The cause was heart failure, said her son, Robert.
With steely views about the treatment of woman and a gift for expressing them on the printed page, Ms. French transformed herself from an academic who quietly bristled at the expectations of married women in the post-World War II era to a leading, if controversial, opinionmaker on gender issues who decried the patriarchal society she saw around her. “My goal in life is to change the entire social and economic structure of Western civilization, to make it a feminist world,” she once declared.
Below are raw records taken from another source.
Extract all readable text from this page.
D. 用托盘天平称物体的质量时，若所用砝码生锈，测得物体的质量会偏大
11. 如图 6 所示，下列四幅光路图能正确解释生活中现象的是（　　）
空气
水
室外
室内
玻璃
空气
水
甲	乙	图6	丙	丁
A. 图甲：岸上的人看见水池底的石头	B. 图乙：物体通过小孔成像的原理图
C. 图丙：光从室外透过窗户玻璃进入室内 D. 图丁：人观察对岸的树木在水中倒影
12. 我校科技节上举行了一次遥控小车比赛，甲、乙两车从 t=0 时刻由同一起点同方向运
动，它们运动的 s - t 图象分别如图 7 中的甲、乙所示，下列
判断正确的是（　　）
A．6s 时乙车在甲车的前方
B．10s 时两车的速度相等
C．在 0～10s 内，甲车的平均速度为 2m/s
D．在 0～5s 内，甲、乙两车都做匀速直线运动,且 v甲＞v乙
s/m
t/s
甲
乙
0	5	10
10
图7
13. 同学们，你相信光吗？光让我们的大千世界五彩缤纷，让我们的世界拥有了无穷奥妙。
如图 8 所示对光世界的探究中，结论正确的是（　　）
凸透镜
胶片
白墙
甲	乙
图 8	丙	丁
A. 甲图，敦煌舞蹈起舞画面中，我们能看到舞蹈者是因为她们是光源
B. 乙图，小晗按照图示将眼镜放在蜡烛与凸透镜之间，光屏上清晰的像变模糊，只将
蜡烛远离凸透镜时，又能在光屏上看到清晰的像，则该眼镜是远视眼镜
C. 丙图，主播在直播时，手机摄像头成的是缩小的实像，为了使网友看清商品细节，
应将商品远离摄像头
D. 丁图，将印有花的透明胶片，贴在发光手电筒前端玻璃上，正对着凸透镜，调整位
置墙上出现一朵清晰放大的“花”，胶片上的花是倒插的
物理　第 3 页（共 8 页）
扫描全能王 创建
Her first and best-known novel, “The Women’s Room,” released in 1977, traces a submissive housewife’s journey of self-discovery following her divorce in the 1950s, describing the lives of Mira Ward and her friends in graduate school at Harvard as they grow into independent women. The book was partly informed by her own experience of leaving an unhappy marriage and helping her daughter deal with the aftermath of being raped. Women all over the world seized on the book, which sold more than 20 million copies and was translated into 20 languages.
Gloria Steinem, a close friend, compared the impact of the book on the discussion surrounding women’s rights to the one that Ralph Ellison’s “Invisible Man” had had on racial equality 25 years earlier.
“It was about the lives of women who were supposed to live the lives of their husbands, supposed to marry an identity rather than become one themselves, to live secondary lives,” Ms. Steinem said in an interview Sunday. “It expressed the experience of a huge number of women and let them know that they were not alone and not crazy.” [...]
In 1992 Ms. French, a longtime smoker, was given a diagnosis of esophageal cancer and told she had just months to live. She chronicled her winning battle against the disease, which included a 10-day coma, in “Season in Hell: A Memoir” (1998).
“I cannot say I am happy I was sick,” she wrote. “But I am happy that sickness, if it had to happen, brought me to where I am now. It is a better place than I have been before.”
Nevertheless, the disease and its treatment took such a sharp physical toll that, friends said, for a while afterward she questioned whether she should have survived. “She was in pain for 15 years but she was extremely brave,” said Carol Jenkins, a friend who runs the Women’s Media Center, an advocacy group in New York. “She fought through it, she wrote through it and carried on her life. The printed word was a source of life for her.”
In the years since her supposed death sentence, Ms. French continued to publish prolifically; she has a novel scheduled for release this fall and was working on a memoir at the time of her death. Her most significant work since her illness was the four-volume “From Eve to Dawn: A History of Women,” published by Feminist Press and built around the premise that prevailing histories had denied women their past, present and future.
Despite carefully chronicling a long history of oppression, the last volume ends on an optimistic note, said Florence Howe, who recently retired as director of the publishing house. “For the first time women have history,” she said of Ms. French’s work. “The world changed and she helped change it.”
May you rest in peace Marilyn French. The challenge is now ours to "change the entire social and economic structure of Western civilization, to make it a feminist world."